An internal focusing (IF) lens focuses by shifting select elements (usually elements in front of the lens diaphragm) within and independent of the outer lens barrel. With IF lenses, the outer barrel doesn't change in length or turn as the lens is focused. This makes IF lenses well-suited for use with lens-mounted accessories such as ring lights and filter systems.
Lens shades can also be larger and thus more effective, because the autofocus motors in IF lenses don't have to turn them. Other benefits of IF lenses: They're generally smaller and closer-focusing than comparable non-IF lenses.
I know that digital-only lenses cause corner vignetting when used on 35mm cameras, but I thought 35mm lenses worked on DSLRs without a hitch. So I was surprised, when I put Sigma and Tamron lenses on my new [Canon] EOS Digital Rebel XT, and the camera's LCD flashed "Error Code 99." What are my options?

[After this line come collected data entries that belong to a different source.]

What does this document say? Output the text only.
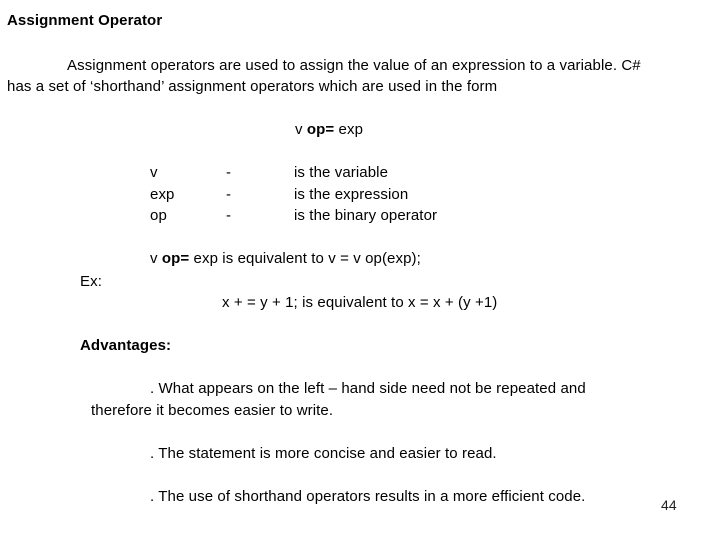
Assignment Operator
Assignment operators are used to assign the value of an expression to a variable. C#
has a set of ‘shorthand’ assignment operators which are used in the form
v op= exp
v	-	is the variable
exp	-	is the expression
op	-	is the binary operator
v op= exp is equivalent to v = v op(exp);
Ex:
x + = y + 1; is equivalent to x = x + (y +1)
Advantages:
. What appears on the left – hand side need not be repeated and
therefore it becomes easier to write.
. The statement is more concise and easier to read.
. The use of shorthand operators results in a more efficient code.	44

Most often, Canon's Error Code 99 indicates incompatibility between a camera and lens. (Canon 35mm film cameras similarly blink the battery symbol.) A temporary fix is to shoot only at maximum aperture. The error code may disappear and normal readouts will return to the LCD.
Long-term, the issue can be solved inexpensively by returning the lens to its U.S. distributor to have its flexboard (or microprocessor) updated. Most independent lensmakers offer this for current lenses at no cost; you pay only the return postage. Call the customer service department at Sigma (800-896-6858), Tamron (800-827-8880), or Tokina (THK Photo, 800-421-1141) for more info.
What are aspheric lens elements, and what do they do?
Put simply, they're lens elements that are not sphere-shaped. Most camera lens elements have arc-shaped concave or convex front or back surfaces (see diagram); they're spheric. For many lens types, spheric elements can be combined to transmit light without introducing areas of fuzziness or bent lines (a.k.a. aberration and distortion).
However, with some lens types (usually ultrawide and large-aperture lenses), optical engineers can't easily control aberration or distortion with spherical elements alone. These lens types require one or more non-spherical ("aspheric") elements. Most aspherics are hybrids of a molded aspheric element made of plastic cemented onto a spheric element of glass. All-glass aspherics are less common because of the time and expense involved in grinding and polishing glass to the correct shape.